The Louisiana Senate just passed House Bill 71 (2024), which requires the Ten Commandments to be displayed in public schools.
Which is similar to Utah's bill passed just recently.
However, unlike Utah, Louisiana takes it a step further and requires the Ten Commandments to be posted in every single classroom.
Many senators hemmed and hawed about the nature of the bill, and its significance.
'The purpose is not solely religious,' Sen. J. Adam Bass, R-Bossier City, told the Senate. Rather, it is the Ten Commandments' 'historical significance, which is simply one of many documents that display the history of our country and foundation of our legal system.'
However, the bill's author - the honorable, absolutely based, Senator Dodie Horton - didn't pull her punches:
'I'm not concerned with an atheist. I'm not concerned with a Muslim,' she said when asked about teachers who might not subscribe to the Ten Commandments. 'I'm concerned with our children looking and seeing what God's law is.'
The Left is all pumped up about the court cases that will throw this law out, but I suspect they may be on the losing side of that fight.
Here's why.
The moral decay of U.S. schools can be traced to a series of Supreme Court cases starting in 1962 with Engel v. Vitale (1962), where they ended prayer in public schools. That case was followed by Lemon v. Kurtzman (1971), which created the Lemon test of whether a state action was sufficiently separate from religion or violated the First Amendment's establishment of religion clause.

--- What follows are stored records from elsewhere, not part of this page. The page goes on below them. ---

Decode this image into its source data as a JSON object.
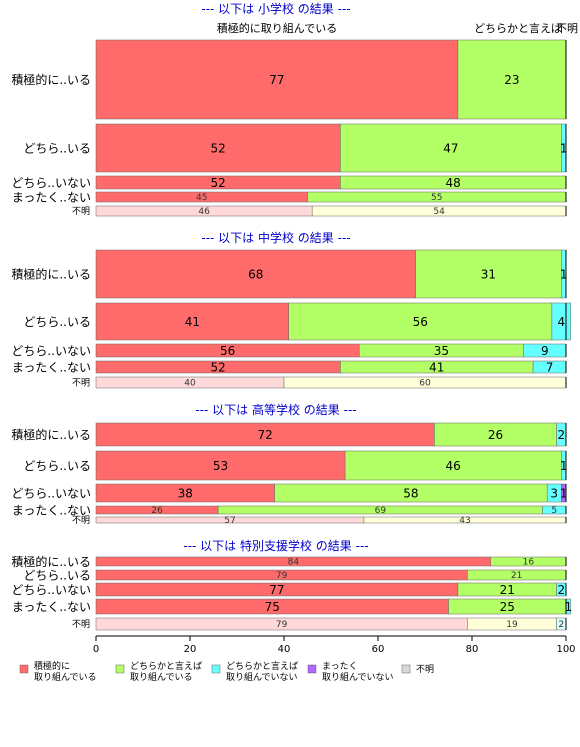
{
  "chart_data": {
    "type": "bar",
    "orientation": "horizontal",
    "stacked": true,
    "xlim": [
      0,
      100
    ],
    "x_ticks": [
      0,
      20,
      40,
      60,
      80,
      100
    ],
    "top_labels": [
      "積極的に取り組んでいる",
      "どちらかと言えば",
      "不明"
    ],
    "legend": {
      "position": "bottom",
      "entries": [
        {
          "label_lines": [
            "積極的に",
            "取り組んでいる"
          ],
          "color": "#ff6b6b"
        },
        {
          "label_lines": [
            "どちらかと言えば",
            "取り組んでいる"
          ],
          "color": "#b3ff66"
        },
        {
          "label_lines": [
            "どちらかと言えば",
            "取り組んでいない"
          ],
          "color": "#66ffff"
        },
        {
          "label_lines": [
            "まったく",
            "取り組んでいない"
          ],
          "color": "#b366ff"
        },
        {
          "label_lines": [
            "不明"
          ],
          "color": "#d9d9d9"
        }
      ]
    },
    "sections": [
      {
        "title": "--- 以下は 小学校 の結果 ---",
        "rows": [
          {
            "label": "積極的に..いる",
            "values": [
              77,
              23,
              0,
              0
            ]
          },
          {
            "label": "どちら..いる",
            "values": [
              52,
              47,
              1,
              0
            ]
          },
          {
            "label": "どちら..いない",
            "values": [
              52,
              48,
              0,
              0
            ]
          },
          {
            "label": "まったく..ない",
            "values": [
              45,
              55,
              0,
              0
            ]
          },
          {
            "label": "不明",
            "values": [
              46,
              54
            ],
            "unknown": true
          }
        ]
      },
      {
        "title": "--- 以下は 中学校 の結果 ---",
        "rows": [
          {
            "label": "積極的に..いる",
            "values": [
              68,
              31,
              1,
              0
            ]
          },
          {
            "label": "どちら..いる",
            "values": [
              41,
              56,
              4,
              0
            ]
          },
          {
            "label": "どちら..いない",
            "values": [
              56,
              35,
              9,
              0
            ]
          },
          {
            "label": "まったく..ない",
            "values": [
              52,
              41,
              7,
              0
            ]
          },
          {
            "label": "不明",
            "values": [
              40,
              60
            ],
            "unknown": true
          }
        ]
      },
      {
        "title": "--- 以下は 高等学校 の結果 ---",
        "rows": [
          {
            "label": "積極的に..いる",
            "values": [
              72,
              26,
              2,
              0
            ]
          },
          {
            "label": "どちら..いる",
            "values": [
              53,
              46,
              1,
              0
            ]
          },
          {
            "label": "どちら..いない",
            "values": [
              38,
              58,
              3,
              1
            ]
          },
          {
            "label": "まったく..ない",
            "values": [
              26,
              69,
              5,
              0
            ]
          },
          {
            "label": "不明",
            "values": [
              57,
              43
            ],
            "unknown": true
          }
        ]
      },
      {
        "title": "--- 以下は 特別支援学校 の結果 ---",
        "rows": [
          {
            "label": "積極的に..いる",
            "values": [
              84,
              16,
              0,
              0
            ]
          },
          {
            "label": "どちら..いる",
            "values": [
              79,
              21,
              0,
              0
            ]
          },
          {
            "label": "どちら..いない",
            "values": [
              77,
              21,
              2,
              0
            ]
          },
          {
            "label": "まったく..ない",
            "values": [
              75,
              25,
              1,
              0
            ]
          },
          {
            "label": "不明",
            "values": [
              79,
              19,
              2
            ],
            "unknown": true
          }
        ]
      }
    ]
  }
}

The Lemon Test was used to undermine Christianity in public schools at every turn, and only Christianity (but that's a whole different article).
One relevant example to the Louisiana bill is Stone v. Graham (1980), in which the Supreme Court used the Lemon Test to decide that the Ten Commandments could not be displayed in public school classrooms.
And if that were the end of the story, then the Left would win. (They certainly have for the last 60 years).
However, in a recent case we've covered in depth, the Supreme Court blasted the Lemon Test.
In Kennedy vs. Bremerton School District (2022), Justice Gorsuch wrote,
But — given the apparent "shortcomings" associated with Lemon's 'ambitiou[s],' abstract, and ahistorical approach to the Establishment Clause — this Court long ago abandoned Lemon and its endorsement test offshoot.
In place of Lemon and the endorsement test, this Court has instructed that the Establishment Clause must be interpreted by ‘reference to historical practices and understandings.'
And in her dissent, Justice Sotomayor wrote,
Today's decision goes beyond merely misreading the record. The Court overrules Lemon v. Kurtzman (1971), and calls into question decades of subsequent precedents that it deems "offshoot[s]" of that decision.
While the majority did not go so far as to directly overrule Lemon, it would be difficult to not read this as the introduction of a new establishment test, one based on history and tradition.
Historically and traditionally, at the time of the writing of the First Amendment, the Ten Commandments would have been on every classroom wall, the Bible would have been read in schools, and teachers and students would have prayed during class time.
Lord willing, Louisiana's testing of the waters will prove an able fortification for the fight ahead.